Катастрофы сталинизма и войны проявляются на глубинном уровне, в исследованиях того, как современники Гинзбург терпели неудачи в частной жизни и профессии. Записи Гинзбург – свидетельство того, что Александр Жолковский, говоря о сталинизме, назвал «одержимая властью культурная атмосфера» [783]. Ее персонажи должны изыскать способы, которые позволят им стать хозяевами своей судьбы и преодолеть стоящие перед ними колоссальные препятствия. Постиндивидуалистический человек, при всей его фрагментарности, был, тем не менее, склонен к самоутверждению, к выпячиванию своего эго и личности. Надежда Мандельштам в своих воспоминаниях отметила: то, что советские граждане поневоле утрачивали свое «я» под давлением «эпохи оптовых смертей и гигантских мясорубок», парадоксальным образом поощряло эпидемию эгоцентризма. Для большинства людей, пишет она, «выше всего стоит инстинкт самосохранения – спасайся, кто может и какими угодно способами». У большинства потеря «я» и «сужение личности» порождали «открытый индивидуализм – ведь эгоцентризм и самоутверждение его крайние проявления» [784].
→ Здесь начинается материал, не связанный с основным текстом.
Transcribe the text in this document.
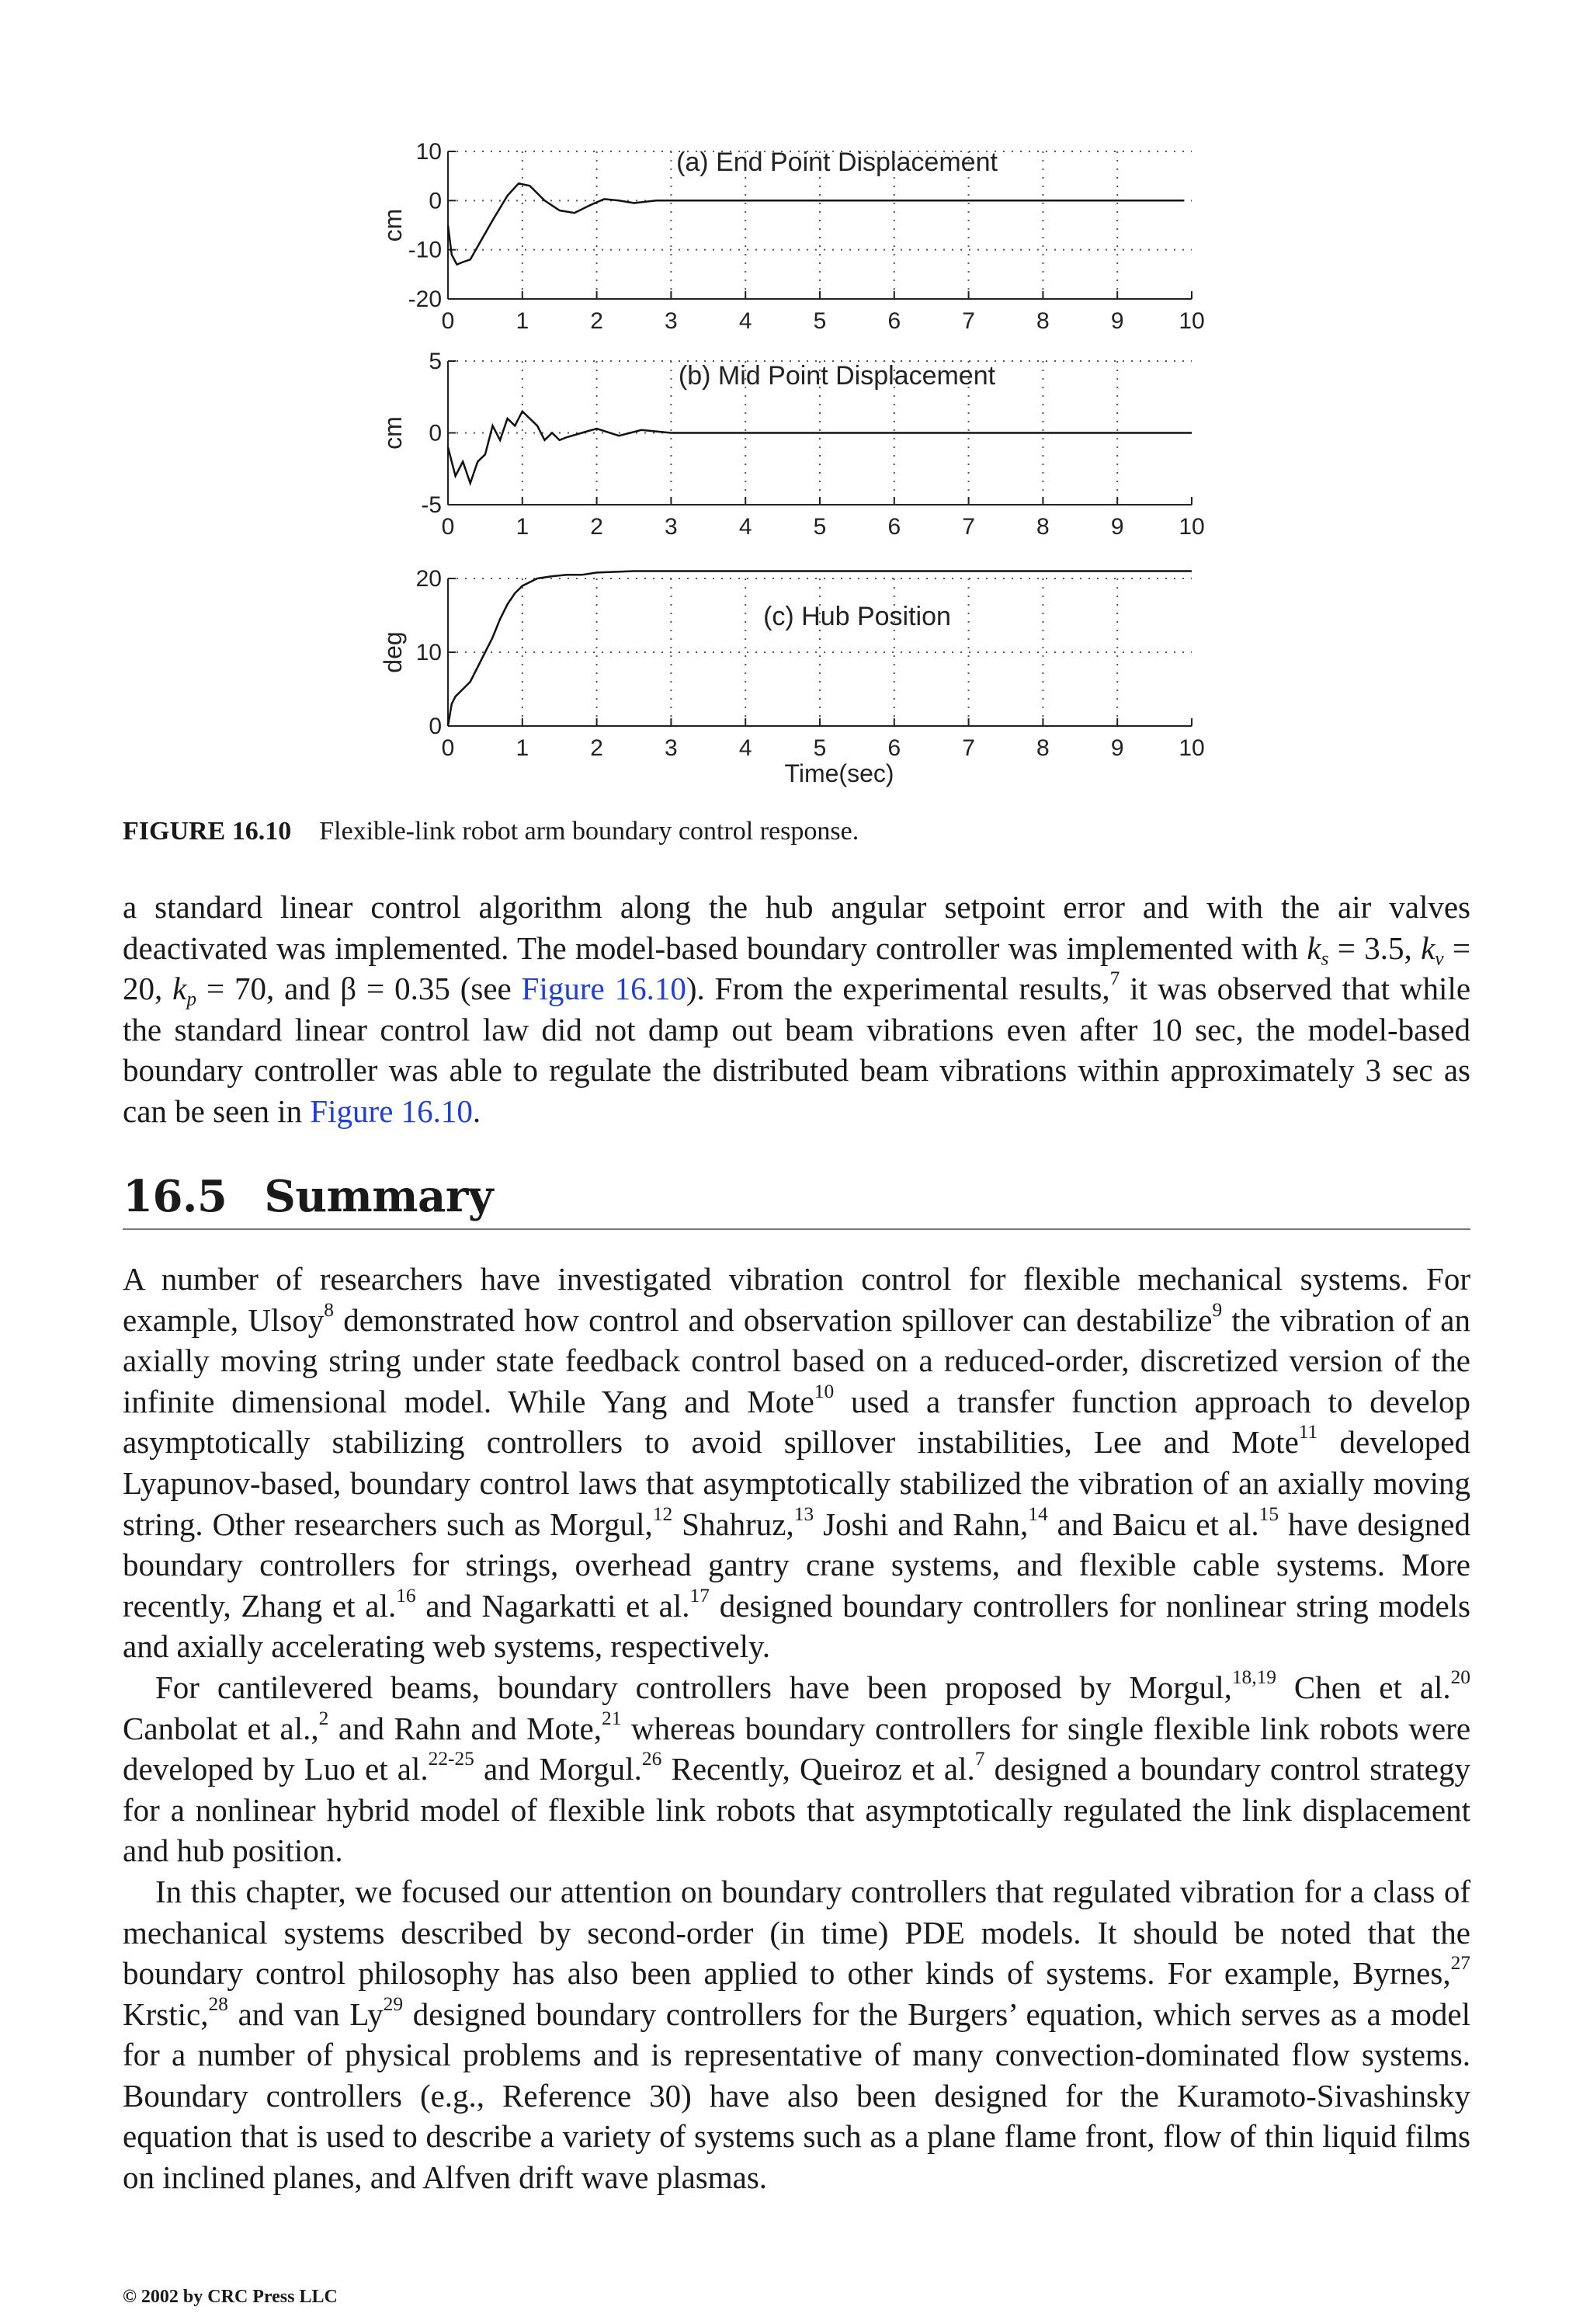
0	1	2	3	4	5	6	7	8	9 10
10
0
-10
-20
cm
(a) End Point Displacement
0	1	2	3	4	5	6	7	8	9 10
5
0
-5
cm
(b) Mid Point Displacement
0	1	2	3	4	5	6	7	8	9 10
20
10
0
deg
(c) Hub Position
Time(sec)
FIGURE 16.10 Flexible-link robot arm boundary control response.

a standard linear control algorithm along the hub angular setpoint error and with the air valves deactivated was implemented. The model-based boundary controller was implemented with $k_s = 3.5$, $k_v = 20$, $k_p = 70$, and β = 0.35 (see Figure 16.10). From the experimental results,$^7$ it was observed that while the standard linear control law did not damp out beam vibrations even after 10 sec, the model-based boundary controller was able to regulate the distributed beam vibrations within approximately 3 sec as can be seen in Figure 16.10.

16.5 Summary

A number of researchers have investigated vibration control for flexible mechanical systems. For example, Ulsoy$^8$ demonstrated how control and observation spillover can destabilize$^9$ the vibration of an axially moving string under state feedback control based on a reduced-order, discretized version of the infinite dimensional model. While Yang and Mote$^{10}$ used a transfer function approach to develop asymptotically stabilizing controllers to avoid spillover instabilities, Lee and Mote$^{11}$ developed Lyapunov-based, boundary control laws that asymptotically stabilized the vibration of an axially moving string. Other researchers such as Morgul,$^{12}$ Shahruz,$^{13}$ Joshi and Rahn,$^{14}$ and Baicu et al.$^{15}$ have designed boundary controllers for strings, overhead gantry crane systems, and flexible cable systems. More recently, Zhang et al.$^{16}$ and Nagarkatti et al.$^{17}$ designed boundary controllers for nonlinear string models and axially accelerating web systems, respectively.

For cantilevered beams, boundary controllers have been proposed by Morgul,$^{18,19}$ Chen et al.$^{20}$ Canbolat et al.,$^2$ and Rahn and Mote,$^{21}$ whereas boundary controllers for single flexible link robots were developed by Luo et al.$^{22-25}$ and Morgul.$^{26}$ Recently, Queiroz et al.$^7$ designed a boundary control strategy for a nonlinear hybrid model of flexible link robots that asymptotically regulated the link displacement and hub position.

In this chapter, we focused our attention on boundary controllers that regulated vibration for a class of mechanical systems described by second-order (in time) PDE models. It should be noted that the boundary control philosophy has also been applied to other kinds of systems. For example, Byrnes,$^{27}$ Krstic,$^{28}$ and van Ly$^{29}$ designed boundary controllers for the Burgers’ equation, which serves as a model for a number of physical problems and is representative of many convection-dominated flow systems. Boundary controllers (e.g., Reference 30) have also been designed for the Kuramoto-Sivashinsky equation that is used to describe a variety of systems such as a plane flame front, flow of thin liquid films on inclined planes, and Alfven drift wave plasmas.

© 2002 by CRC Press LLC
В своих записях Гинзбург демонстрирует всю изощренность и разнообразие стратегий самоутверждения и укрепления своего социального положения, к которым прибегали люди, приспосабливаясь к обстановке сталинизма. В 1980 году она описывала типичное историческое поведение своего поколения как сочетание приспособляемости (мотивацией для которой служил «двойной механизм – уклонение от страдания и поиски удовольствия») с «оправданием необходимости (зла в том числе)» и равнодушием [785]. «Нынешние всё недоумевают – как это было возможно? Это было возможно и в силу исторических условий, и в силу общечеловеческих закономерностей поведения социального человека. К основным закономерностям принадлежат: приспособляемость к обстоятельствам; оправдание необходимости (зла в том числе) при невозможности сопротивления; равнодушие человека к тому, что его не касается» [786]. Стратегия самой Гинзбург в 1930–1940‐е годы, по-видимому, включала в себя смирение, отказ от участия в общественной жизни, скептицизм и терпение [787]. Самым мощным в ее арсенале средств выживания был аналитический склад ума, с помощью которого она, выступая в роли наблюдателя, препарировала чужие жизненные стратегии [788]. Рассматриваемые здесь записи, должно быть, выполняли для Гинзбург двойную функцию: отчасти они служили психологическим механизмом преодоления проблем, а отчасти – набросками будущего романа. (В рукописях «Дома и мира» определенные персонажи сгруппированы под заголовком «Поврежденные/Искаженные».) Эти записи помогают понять психологию окружения Гинзбург, но не в меньшей или даже в еще большей мере обнажают личные идеи фикс автора. То, что в 1930–1940‐е годы Гинзбург была склонна анализировать неудачи (хотя у нее было много знакомых, преуспевших в жизни хотя бы временно: например, Григорий Гуковский, Ольга Берггольц и Константин Симонов), указывает, что она старалась найти выражение своей неудачной социальной реализации в профессии и личной жизни.